Universities breach A-level results embargo by confirming student places a day early

A number of universities have breached the A-level results embargo and confirmed student places ahead of results day tomorrow.

One university also released grade information directly to students, triggering UCAS to launch an investigation into the universities’ automated systems, which is blamed for the error.

A-level grades can be released to students from 6am tomorrow and university place information can be tracked on UCAS from 8am, but publication ahead of the official release time is strictly forbidden.

Place confirmations from the universities, which have not been named, went to students with a conditional grade offer, meaning the students could make assumptions about their achieved grades.

A UCAS spokesperson told Schools Week: “Regrettably there have been a small number of process errors, typically where universities’ automated systems have released communications to prospective students ahead of results day.

“In each case the provider concerned has informed UCAS immediately and swift action has been taken to correct the errors. The majority of these imply applicant status rather than achieved grades.

“However, in one case we believe a very small number of students may have had access to their results.

“We take these matters very seriously and, as you would expect, we have immediately alerted the Joint Council for Qualifications (JCQ) and the regulators of these errors.

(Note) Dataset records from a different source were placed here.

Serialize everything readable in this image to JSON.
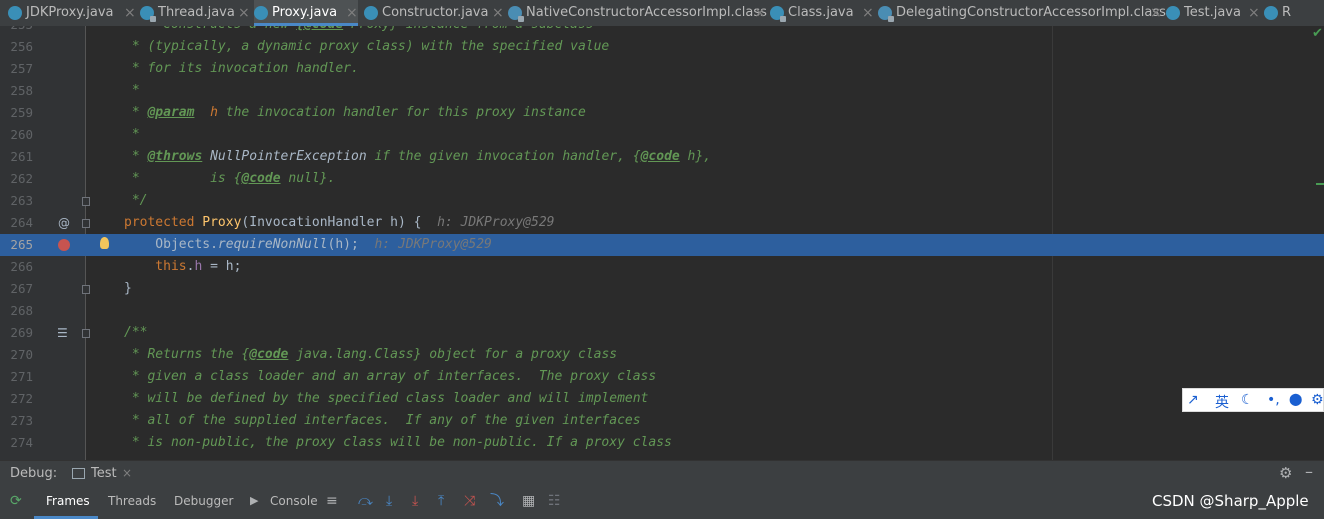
{
  "tabs": [
    {
      "label": "JDKProxy.java"
    },
    {
      "label": "Thread.java"
    },
    {
      "label": "Proxy.java"
    },
    {
      "label": "Constructor.java"
    },
    {
      "label": "NativeConstructorAccessorImpl.class"
    },
    {
      "label": "Class.java"
    },
    {
      "label": "DelegatingConstructorAccessorImpl.class"
    },
    {
      "label": "Test.java"
    },
    {
      "label": "R"
    }
  ],
  "close_glyph": "×",
  "editor": {
    "lines": [
      {
        "n": "255",
        "p": [
          {
            "t": "cm",
            "v": "   * Constructs a new "
          },
          {
            "t": "tag",
            "v": "{@code"
          },
          {
            "t": "cm",
            "v": " Proxy} instance from a subclass"
          }
        ]
      },
      {
        "n": "256",
        "p": [
          {
            "t": "cm",
            "v": " * (typically, a dynamic proxy class) with the specified value"
          }
        ]
      },
      {
        "n": "257",
        "p": [
          {
            "t": "cm",
            "v": " * for its invocation handler."
          }
        ]
      },
      {
        "n": "258",
        "p": [
          {
            "t": "cm",
            "v": " *"
          }
        ]
      },
      {
        "n": "259",
        "p": [
          {
            "t": "cm",
            "v": " * "
          },
          {
            "t": "tag",
            "v": "@param"
          },
          {
            "t": "cm",
            "v": "  "
          },
          {
            "t": "par",
            "v": "h"
          },
          {
            "t": "cm",
            "v": " the invocation handler for this proxy instance"
          }
        ]
      },
      {
        "n": "260",
        "p": [
          {
            "t": "cm",
            "v": " *"
          }
        ]
      },
      {
        "n": "261",
        "p": [
          {
            "t": "cm",
            "v": " * "
          },
          {
            "t": "tag",
            "v": "@throws"
          },
          {
            "t": "cm",
            "v": " "
          },
          {
            "t": "cmref",
            "v": "NullPointerException"
          },
          {
            "t": "cm",
            "v": " if the given invocation handler, {"
          },
          {
            "t": "tag",
            "v": "@code"
          },
          {
            "t": "cm",
            "v": " h},"
          }
        ]
      },
      {
        "n": "262",
        "p": [
          {
            "t": "cm",
            "v": " *         is {"
          },
          {
            "t": "tag",
            "v": "@code"
          },
          {
            "t": "cm",
            "v": " null}."
          }
        ]
      },
      {
        "n": "263",
        "p": [
          {
            "t": "cm",
            "v": " */"
          }
        ]
      },
      {
        "n": "264",
        "p": [
          {
            "t": "kw",
            "v": "protected "
          },
          {
            "t": "fn",
            "v": "Proxy"
          },
          {
            "t": "pl",
            "v": "(InvocationHandler h) {  "
          },
          {
            "t": "inl",
            "v": "h: JDKProxy@529"
          }
        ]
      },
      {
        "n": "265",
        "p": [
          {
            "t": "pl",
            "v": "    Objects."
          },
          {
            "t": "stat",
            "v": "requireNonNull"
          },
          {
            "t": "pl",
            "v": "(h);  "
          },
          {
            "t": "inl",
            "v": "h: JDKProxy@529"
          }
        ]
      },
      {
        "n": "266",
        "p": [
          {
            "t": "kw",
            "v": "    this"
          },
          {
            "t": "pl",
            "v": "."
          },
          {
            "t": "fld",
            "v": "h"
          },
          {
            "t": "pl",
            "v": " = h;"
          }
        ]
      },
      {
        "n": "267",
        "p": [
          {
            "t": "pl",
            "v": "}"
          }
        ]
      },
      {
        "n": "268",
        "p": []
      },
      {
        "n": "269",
        "p": [
          {
            "t": "cm",
            "v": "/**"
          }
        ]
      },
      {
        "n": "270",
        "p": [
          {
            "t": "cm",
            "v": " * Returns the {"
          },
          {
            "t": "tag",
            "v": "@code"
          },
          {
            "t": "cm",
            "v": " java.lang.Class} object for a proxy class"
          }
        ]
      },
      {
        "n": "271",
        "p": [
          {
            "t": "cm",
            "v": " * given a class loader and an array of interfaces.  The proxy class"
          }
        ]
      },
      {
        "n": "272",
        "p": [
          {
            "t": "cm",
            "v": " * will be defined by the specified class loader and will implement"
          }
        ]
      },
      {
        "n": "273",
        "p": [
          {
            "t": "cm",
            "v": " * all of the supplied interfaces.  If any of the given interfaces"
          }
        ]
      },
      {
        "n": "274",
        "p": [
          {
            "t": "cm",
            "v": " * is non-public, the proxy class will be non-public. If a proxy class"
          }
        ]
      }
    ],
    "highlighted_line": "265",
    "override_marker": "@"
  },
  "ime": {
    "lang": "英",
    "moon": "☾",
    "dot": "•,",
    "user": "👤",
    "gear": "⚙",
    "arrow": "↗"
  },
  "debug": {
    "label": "Debug:",
    "session": "Test",
    "tabs": [
      "Frames",
      "Threads",
      "Debugger",
      "Console"
    ],
    "watermark": "CSDN @Sharp_Apple"
  },
  "colors": {
    "accent": "#4a88c7",
    "highlight": "#2d5f9e",
    "comment": "#629755",
    "keyword": "#cc7832"
  }
}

These cases are currently under investigation and a full report will be made to the regulators and awarding bodies in due course.”

A JCQ spokesperson said exam boards take security of results “extremely seriously” and they were “concerned” to learn of the breach.

JCQ, which represents all of the exam boards, is now in talks with UCAS to gather all of the details of the error and understand how this can be avoided in the future.

The spokesperson added: “There is, of course, a balance to be had between providing universities with results a few days early so they can prepare admissions and maintaining the security and fairness of these results.”